Alzheimer’s disease (AD) is heterogeneous, complicating diagnosis and prognosis. Uncovering patterns that link abnormalities across the amyloid-tau-neurodegeneration (A-T-N) framework may improve prediction of clinical diagnosis. We applied SuperBigFLICA (SBF), a semi-supervised multimodal data fusion method, to maps of gray matter density, cortical thickness, pial surface area, amyloid PET, and tau PET in 274 ADNI-3 participants.
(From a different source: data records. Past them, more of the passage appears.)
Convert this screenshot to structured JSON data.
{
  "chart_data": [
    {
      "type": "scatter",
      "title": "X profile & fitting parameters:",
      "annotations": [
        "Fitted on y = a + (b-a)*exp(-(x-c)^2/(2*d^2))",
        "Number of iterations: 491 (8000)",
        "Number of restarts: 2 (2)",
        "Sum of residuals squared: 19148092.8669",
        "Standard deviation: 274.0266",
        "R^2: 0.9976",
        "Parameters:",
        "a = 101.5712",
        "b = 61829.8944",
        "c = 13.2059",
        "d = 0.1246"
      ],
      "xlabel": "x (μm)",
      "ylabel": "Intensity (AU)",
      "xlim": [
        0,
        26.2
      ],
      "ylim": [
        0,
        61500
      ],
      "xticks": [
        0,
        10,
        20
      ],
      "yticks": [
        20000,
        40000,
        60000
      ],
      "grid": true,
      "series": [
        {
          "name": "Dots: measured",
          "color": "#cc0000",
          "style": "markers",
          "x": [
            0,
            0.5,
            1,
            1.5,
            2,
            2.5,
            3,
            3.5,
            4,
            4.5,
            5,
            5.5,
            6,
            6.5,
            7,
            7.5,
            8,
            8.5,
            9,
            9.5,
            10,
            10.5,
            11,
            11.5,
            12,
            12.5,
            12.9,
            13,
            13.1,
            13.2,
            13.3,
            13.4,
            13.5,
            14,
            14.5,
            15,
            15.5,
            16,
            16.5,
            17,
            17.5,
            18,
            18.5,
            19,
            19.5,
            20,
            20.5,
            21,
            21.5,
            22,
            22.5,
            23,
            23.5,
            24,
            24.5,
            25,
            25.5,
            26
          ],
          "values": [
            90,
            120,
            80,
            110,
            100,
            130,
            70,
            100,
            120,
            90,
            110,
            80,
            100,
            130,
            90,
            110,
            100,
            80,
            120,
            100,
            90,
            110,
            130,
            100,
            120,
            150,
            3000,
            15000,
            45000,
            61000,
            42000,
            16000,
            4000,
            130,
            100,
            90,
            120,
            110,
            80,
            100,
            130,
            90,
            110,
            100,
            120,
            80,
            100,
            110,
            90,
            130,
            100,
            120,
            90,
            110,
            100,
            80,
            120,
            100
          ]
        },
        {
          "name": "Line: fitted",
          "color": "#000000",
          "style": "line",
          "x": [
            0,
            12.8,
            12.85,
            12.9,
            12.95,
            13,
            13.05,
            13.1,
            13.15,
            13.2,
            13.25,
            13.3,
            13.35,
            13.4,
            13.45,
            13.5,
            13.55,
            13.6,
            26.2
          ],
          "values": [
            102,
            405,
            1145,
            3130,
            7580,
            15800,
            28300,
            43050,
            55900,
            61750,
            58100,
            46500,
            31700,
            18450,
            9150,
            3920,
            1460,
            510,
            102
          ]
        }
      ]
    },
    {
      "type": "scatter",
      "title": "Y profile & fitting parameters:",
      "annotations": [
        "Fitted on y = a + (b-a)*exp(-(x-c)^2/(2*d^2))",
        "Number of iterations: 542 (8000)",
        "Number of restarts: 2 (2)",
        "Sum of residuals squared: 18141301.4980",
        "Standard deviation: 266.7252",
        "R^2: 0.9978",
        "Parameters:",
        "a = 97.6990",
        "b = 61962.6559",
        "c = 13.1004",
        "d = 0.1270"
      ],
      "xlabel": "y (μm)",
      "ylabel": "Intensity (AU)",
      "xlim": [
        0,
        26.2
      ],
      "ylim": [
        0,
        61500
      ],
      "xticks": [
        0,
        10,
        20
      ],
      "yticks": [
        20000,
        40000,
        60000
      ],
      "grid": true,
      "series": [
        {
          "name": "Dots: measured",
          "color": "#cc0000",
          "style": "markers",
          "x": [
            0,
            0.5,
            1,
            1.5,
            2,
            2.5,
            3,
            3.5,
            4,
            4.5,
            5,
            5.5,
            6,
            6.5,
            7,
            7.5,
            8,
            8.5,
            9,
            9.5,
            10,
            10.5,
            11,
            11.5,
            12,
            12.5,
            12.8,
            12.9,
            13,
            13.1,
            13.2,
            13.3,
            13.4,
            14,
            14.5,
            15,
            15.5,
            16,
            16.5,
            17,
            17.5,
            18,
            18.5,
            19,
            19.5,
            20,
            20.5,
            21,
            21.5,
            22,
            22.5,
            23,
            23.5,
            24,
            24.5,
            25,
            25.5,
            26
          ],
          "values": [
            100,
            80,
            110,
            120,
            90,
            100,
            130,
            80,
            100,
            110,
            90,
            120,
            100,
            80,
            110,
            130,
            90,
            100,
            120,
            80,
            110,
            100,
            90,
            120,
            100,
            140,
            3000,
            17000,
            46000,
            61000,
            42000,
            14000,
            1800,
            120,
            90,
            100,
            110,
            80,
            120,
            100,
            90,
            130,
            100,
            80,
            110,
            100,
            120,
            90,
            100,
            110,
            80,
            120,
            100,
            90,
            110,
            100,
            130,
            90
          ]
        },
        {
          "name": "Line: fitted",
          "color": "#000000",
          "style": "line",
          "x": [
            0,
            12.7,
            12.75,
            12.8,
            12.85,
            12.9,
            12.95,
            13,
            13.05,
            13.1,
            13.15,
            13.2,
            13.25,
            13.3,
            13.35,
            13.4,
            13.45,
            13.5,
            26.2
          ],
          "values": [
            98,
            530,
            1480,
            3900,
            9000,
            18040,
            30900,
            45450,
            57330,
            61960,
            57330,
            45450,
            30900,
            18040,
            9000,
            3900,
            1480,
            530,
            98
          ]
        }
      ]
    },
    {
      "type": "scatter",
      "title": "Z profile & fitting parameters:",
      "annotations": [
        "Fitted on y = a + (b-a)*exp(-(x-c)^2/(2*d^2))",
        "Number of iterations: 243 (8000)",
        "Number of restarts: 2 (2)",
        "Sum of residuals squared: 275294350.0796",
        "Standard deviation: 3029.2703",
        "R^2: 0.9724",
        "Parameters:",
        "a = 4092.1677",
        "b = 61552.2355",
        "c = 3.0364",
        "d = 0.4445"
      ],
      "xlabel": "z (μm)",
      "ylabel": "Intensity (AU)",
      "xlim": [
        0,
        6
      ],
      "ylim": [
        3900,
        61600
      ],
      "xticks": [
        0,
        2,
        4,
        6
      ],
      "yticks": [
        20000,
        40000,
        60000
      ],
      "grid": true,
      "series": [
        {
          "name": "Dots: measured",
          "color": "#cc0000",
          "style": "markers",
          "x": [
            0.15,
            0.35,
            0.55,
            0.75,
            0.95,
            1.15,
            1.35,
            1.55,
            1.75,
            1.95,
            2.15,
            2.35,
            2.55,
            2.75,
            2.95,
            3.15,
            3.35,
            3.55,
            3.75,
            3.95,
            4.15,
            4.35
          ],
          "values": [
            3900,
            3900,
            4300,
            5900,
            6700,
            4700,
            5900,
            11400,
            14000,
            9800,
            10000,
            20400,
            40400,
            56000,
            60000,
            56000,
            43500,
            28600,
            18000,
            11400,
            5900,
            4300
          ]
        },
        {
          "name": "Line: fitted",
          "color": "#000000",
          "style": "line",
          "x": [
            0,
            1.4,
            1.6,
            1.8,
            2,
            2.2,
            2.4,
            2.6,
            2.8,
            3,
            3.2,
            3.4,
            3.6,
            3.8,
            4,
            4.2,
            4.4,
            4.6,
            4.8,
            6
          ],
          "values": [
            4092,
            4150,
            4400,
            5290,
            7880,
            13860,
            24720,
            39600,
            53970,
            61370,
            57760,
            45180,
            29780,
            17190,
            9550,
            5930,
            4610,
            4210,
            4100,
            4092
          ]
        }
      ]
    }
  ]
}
The model was trained to derive 50 latent components most predictive of a continuous measure of cognitive decline. Latent components’ subject loadings were subsequently used to predict diagnosis (cognitively normal, mild cognitive impairment, dementia) and APOE4 status using LASSO logistic regression, and were compared against demographic, single-modality, and naïve fusion baselines. While SuperBigFLICA modestly predicted cognitive decline (r = 0.21), SBF loadings-based models outperformed baselines (AUROC = 0.80 for diagnosis; 0.83 for APOE4). Amyloid alterations in sensory areas along the sensory–association axis best separated dementia, while a multimodal A-T-N pattern was related to early cognitive decline. Subject loadings on these two patterns were associated with cerebrospinal fluid (CSF) biomarkers, highlighting how CSF AD biomarkers relate to spatial patterns of brain A-T-N burden. Semi-supervised multimodal fusion improves prediction and reveals interpretable imaging patterns that predict APOE4 and clinical diagnoses better than traditional approaches.